The issue of whether or not an employer can have or enforce an “English-only” rule is now being considered on a federal level. This issue has focused on whether such policies discriminate on the basis of national origin in violation of Title VII of the Civil Rights Act of 1964. Some states have addressed this issue and now the National Labor Relations Board (NLRB) is attempting to interject itself into this debate.

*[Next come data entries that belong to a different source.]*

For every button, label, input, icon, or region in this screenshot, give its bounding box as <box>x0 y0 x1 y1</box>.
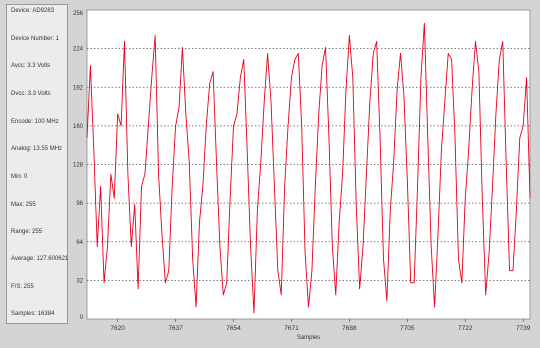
y-tick-label: 128 <box>73 163 84 169</box>
y-tick-label: 96 <box>76 201 83 207</box>
avcc-info: Avcc: 3.3 Volts <box>11 63 51 69</box>
waveform-trace <box>86 22 531 314</box>
x-axis-ticks: 7620 7637 7654 7671 7688 7705 7722 7739 <box>110 319 531 332</box>
x-tick-label: 7671 <box>284 325 299 332</box>
device-info: Device: AD9283 <box>11 8 55 14</box>
info-panel: Device: AD9283 Device Number: 1 Avcc: 3.… <box>6 4 71 324</box>
fs-info: F/S: 255 <box>11 284 34 290</box>
y-axis-ticks: 256 224 192 160 128 96 64 32 0 <box>73 11 84 321</box>
max-info: Max: 255 <box>11 202 36 208</box>
x-tick-label: 7722 <box>458 325 473 332</box>
y-tick-label: 192 <box>73 85 84 91</box>
x-axis-label: Samples <box>297 335 320 341</box>
samples-info: Samples: 16384 <box>11 311 55 317</box>
grid-lines <box>87 48 530 281</box>
x-tick-label: 7705 <box>400 325 415 332</box>
y-tick-label: 32 <box>76 278 83 284</box>
y-tick-label: 0 <box>80 315 84 321</box>
x-tick-label: 7654 <box>226 325 241 332</box>
y-tick-label: 160 <box>73 124 84 130</box>
device-number-info: Device Number: 1 <box>11 36 60 42</box>
x-tick-label: 7688 <box>342 325 357 332</box>
x-tick-label: 7739 <box>516 325 531 332</box>
range-info: Range: 255 <box>11 229 43 235</box>
y-tick-label: 64 <box>76 240 83 246</box>
analog-info: Analog: 13.55 MHz <box>11 146 63 152</box>
y-tick-label: 224 <box>73 47 84 53</box>
average-info: Average: 127.600621( <box>11 256 71 262</box>
x-tick-label: 7637 <box>168 325 183 332</box>
x-tick-label: 7620 <box>110 325 125 332</box>
min-info: Min: 0 <box>11 174 28 180</box>
encode-info: Encode: 100 MHz <box>11 119 59 125</box>
dvcc-info: Dvcc: 3.3 Volts <box>11 91 51 97</box>
y-tick-label: 256 <box>73 11 84 17</box>
plot-frame: 256 224 192 160 128 96 64 32 0 7620 7637 7654 7671 7… <box>68 4 538 344</box>
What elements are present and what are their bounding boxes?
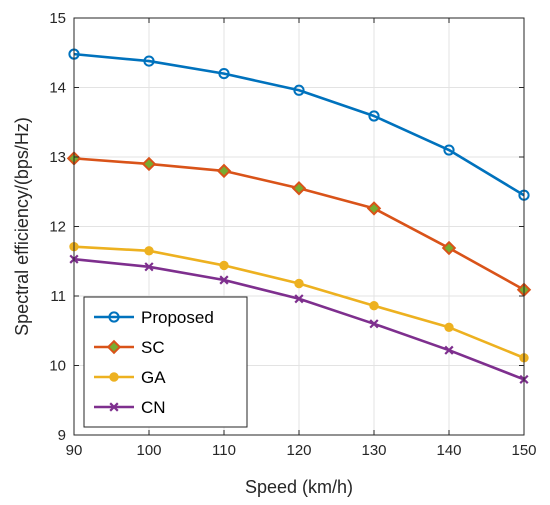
x-axis-label: Speed (km/h) xyxy=(245,477,353,497)
data-point-ga xyxy=(144,246,154,256)
data-point-ga xyxy=(369,301,379,311)
legend-marker xyxy=(108,311,120,323)
y-tick-label: 15 xyxy=(49,10,66,27)
y-tick-label: 9 xyxy=(58,427,66,444)
x-tick-label: 140 xyxy=(436,442,461,459)
series-ga xyxy=(69,241,529,363)
legend-item-cn: CN xyxy=(94,398,166,417)
data-point-proposed xyxy=(143,55,155,67)
x-tick-label: 100 xyxy=(136,442,161,459)
data-point-cn xyxy=(219,275,229,285)
data-point-proposed xyxy=(368,110,380,122)
x-tick-label: 90 xyxy=(66,442,83,459)
data-point-cn xyxy=(369,319,379,329)
x-tick-label: 150 xyxy=(511,442,536,459)
data-point-cn xyxy=(144,262,154,272)
data-point-sc xyxy=(441,240,457,256)
series-line-proposed xyxy=(73,52,525,197)
series-proposed xyxy=(68,48,530,201)
legend-label: SC xyxy=(141,338,165,357)
data-point-ga xyxy=(444,322,454,332)
y-tick-label: 10 xyxy=(49,358,66,375)
data-point-ga xyxy=(219,260,229,271)
y-axis-label: Spectral efficiency/(bps/Hz) xyxy=(12,117,32,336)
legend-label: Proposed xyxy=(141,308,214,327)
legend-marker xyxy=(106,339,122,355)
data-point-sc xyxy=(141,156,157,172)
data-point-cn xyxy=(294,294,304,304)
y-tick-label: 12 xyxy=(49,219,66,236)
x-tick-label: 130 xyxy=(361,442,386,459)
y-tick-label: 14 xyxy=(49,80,66,97)
y-tick-label: 11 xyxy=(50,288,66,305)
data-point-proposed xyxy=(218,68,230,80)
data-point-proposed xyxy=(293,84,305,96)
legend-item-ga: GA xyxy=(94,368,166,387)
legend: Proposed SC GA CN xyxy=(83,296,248,428)
legend-item-proposed: Proposed xyxy=(94,308,214,327)
data-point-sc xyxy=(216,163,232,179)
data-point-proposed xyxy=(443,144,455,156)
series-layer xyxy=(66,48,532,384)
x-tick-label: 110 xyxy=(212,442,236,459)
axis-ticks: 90 100 110 120 130 140 150 9 10 11 12 13 14 15 xyxy=(49,10,536,459)
data-point-sc xyxy=(291,181,307,196)
legend-item-sc: SC xyxy=(94,338,165,357)
data-point-cn xyxy=(444,345,454,355)
legend-label: GA xyxy=(141,368,166,387)
data-point-ga xyxy=(294,278,304,289)
y-tick-label: 13 xyxy=(49,149,66,166)
legend-marker xyxy=(109,372,119,382)
data-point-sc xyxy=(366,201,382,216)
x-tick-label: 120 xyxy=(286,442,311,459)
legend-marker xyxy=(109,402,119,412)
series-sc xyxy=(66,151,532,297)
legend-label: CN xyxy=(141,398,166,417)
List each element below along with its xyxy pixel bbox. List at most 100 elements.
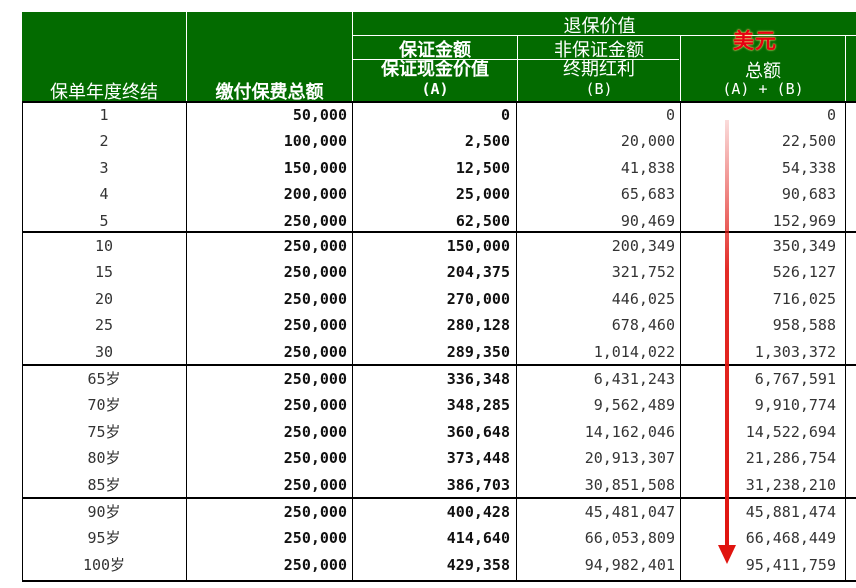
- total-cell: 31,238,210: [745, 475, 836, 494]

Last month, in Valley Health System, an NLRB Administrative Law Judge concluded that a healthcare provider’s English-only rule violated employees’ rights to engage in protected concerted activity under the National Labor Relations Act.
The policy in Valley Health System required that all employees speak and communicate only in English “when conducting business with each other,” “when patients or customers are present or in close proximity,” and “while on duty between staff, patients, visitors [and/or] customers … unless interpretation or translation is requested or required.”
The ALJ concluded:
Employees would reasonably construe the English-only rule to restrict them from engaging in concerted activity…. [The] English-only rule is vague as to time and location (i.e., must use English in patient and non-patient areas, in patient access areas, and between employees, staff, customers, patients and visitors), it infringes on an employee’s ability to freely discuss and communicate about work conditions, wages and other terms and conditions of employment.
What does this decision mean for employers?
- It is only one decision of one ALJ. It is not binding on the Board, and it is not the law of the land—yet! However, given how broadly the NLRB currently is interpreting employees’ section 7 rights under facially neutral workplace policies, businesses should nevertheless pay close attention.
- It may not be sufficient that an English-only policy pass muster under Title VII as supported by a “business necessity.” Regardless of the business need for employees to communicate in English, a policy still may fall as unlawful if it prohibits or restricts employees from communicating about workplace terms and conditions.
As a final note, employees who only speak English complain that the bi-lingual employee is “talking about me.” It can create a morale problem. Both sides need to understand those who speak more than one language need to be considerate of those who do not, and those who do not, need to be more understanding of those who do.
As usual, I will keep you posted on any changes.